Tuesday, May 4, 2010

Fried plantains, shrimp, beans, and mango salsa

I made this dinner a while ago but am just getting to posting. The problem with posting way after you make something is that you forget the details. But for this combo, it's okay cause there's not a lot of details. This is just the thing for when you want something kinda different, but that is still really quick. The plantains are the only challenging thing - and they're easier than you think. Here's a few more details on the meal than you can gather from the title, along with a recipe for the fried plantains.

[disclaimer, I think Andy took this picture after we ate]

Dish 1: Fried plantains.
Deep frying at home can be a little intimidating, but I think it is really worthwhile every once in a while. And once you do it once, it's not intimidating. Pros to deep frying: super quick cooking method, delicious, a way better way to eat unhealthy things than drive thru fries. Cons: not so good for you, uses a lot of oil (but you can reuse it), a little tricky to get the temperature right. The only point I'll expand upon is the temperature thing - for my stove (and yours will probably be different) setting the dial right in the middle produces oil that's just about right for most applications. Fried plantains is a perfect dish to start with if you haven't fried before. Here's the recipe, it's super easy.

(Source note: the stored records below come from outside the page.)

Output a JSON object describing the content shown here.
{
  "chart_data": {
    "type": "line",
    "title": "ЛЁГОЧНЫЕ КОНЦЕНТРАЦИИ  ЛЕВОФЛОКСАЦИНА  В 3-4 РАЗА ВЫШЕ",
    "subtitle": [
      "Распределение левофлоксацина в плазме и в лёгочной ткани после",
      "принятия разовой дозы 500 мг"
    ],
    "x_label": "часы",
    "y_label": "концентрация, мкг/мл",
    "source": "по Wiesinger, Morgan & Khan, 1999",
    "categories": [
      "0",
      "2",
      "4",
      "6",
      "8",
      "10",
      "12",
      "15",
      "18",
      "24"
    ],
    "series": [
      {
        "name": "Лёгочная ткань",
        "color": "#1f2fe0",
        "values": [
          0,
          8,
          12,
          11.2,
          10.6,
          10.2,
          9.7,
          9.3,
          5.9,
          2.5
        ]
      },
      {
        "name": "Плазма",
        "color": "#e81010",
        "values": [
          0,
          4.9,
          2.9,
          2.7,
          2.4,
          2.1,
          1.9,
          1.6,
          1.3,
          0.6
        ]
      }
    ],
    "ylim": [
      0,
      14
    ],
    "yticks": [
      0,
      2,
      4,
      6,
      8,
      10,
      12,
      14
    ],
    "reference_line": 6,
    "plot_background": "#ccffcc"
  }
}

heavy, sturdy saucepan, or better yet, cast iron dutch oven
about 3 inches of vegetable or canola oil
2 green plantains - at the store you'll often have a choice of green, yellow, or brown. The only different is degree of ripeness. Green plantains are required for this recipe - they yield a starchy, not sweet, crispy side dish a little like french fries.
Kosher or sea salt

1. Heat the oil over medium to medium-high heat (about 350 degrees if you have a thermometer). Try to find the right setting so that the temperature is maintained for a while and isn't fluctuating.
2. Peel the plantains (may require a peeler, it's harder to do than a banana).
3. Slice plantains into 1.5" slices.
4. Carefully lower into hot oil and fry for 2-3 minutes, until they appear golden yellow in color.
5. Carefully remove plantains with a slotted spoon to a few paper towels to soak up some grease.
6. When cool enough to handle, use a frying pan or clean soup can to apply pressure along the axis of the plantain and smash the piece into a disc (see picture below).
7. Now, fry again! Place the smashed plantains back in the hot oil and fry for another 2 minutes or so, till they look a deeper golden (not quite brown).
8. Remove, blot, serve immediately.

Dish 2: Quick sauteed garlicky shrimp.
I don't think I have a picture of this one, and I don't really remember the exact recipe, but the idea is quite simple. Clean some shrimp - tails on or off, your preference - blot them dry with paper towel. Heat up a skillet on high heat. Add a VERY small amount of oil - I like a kind of caramelized crust on the shrimp, which you get by adherence to the pan - so dry cooking is a good thing. Toss in the shrimp, minced garlic, salt and pepper. Stir a few times, cook till opaque. It'll take just a few minutes.

Dish 3: Leftover refried bean.
I had made a batch of refried beans according to my recipe (but had different spices and stuff on hand - so instead of roasted garlic and chipotles this one had sun dried tomatoes and some other stuff, and was made with a mix of black beans and pintos) a few days earlier.

Dish 4: Mango salsa.
Again I forget the details of this one - but the idea is simple - combine some fruit (mango) with some spicy and savory stuff. The photo is jogging my memory, I think this one had some mango, green onion, jalapeno, avocado, and cilantro. And probably a squirt of lime.

Serve everything together, along with some warm corn tortillas, hot sauce, ketchup (Andy really like ketchup with the plantains. I'm not gonna lie, I do too. Especially with a little Sriracha mixed in).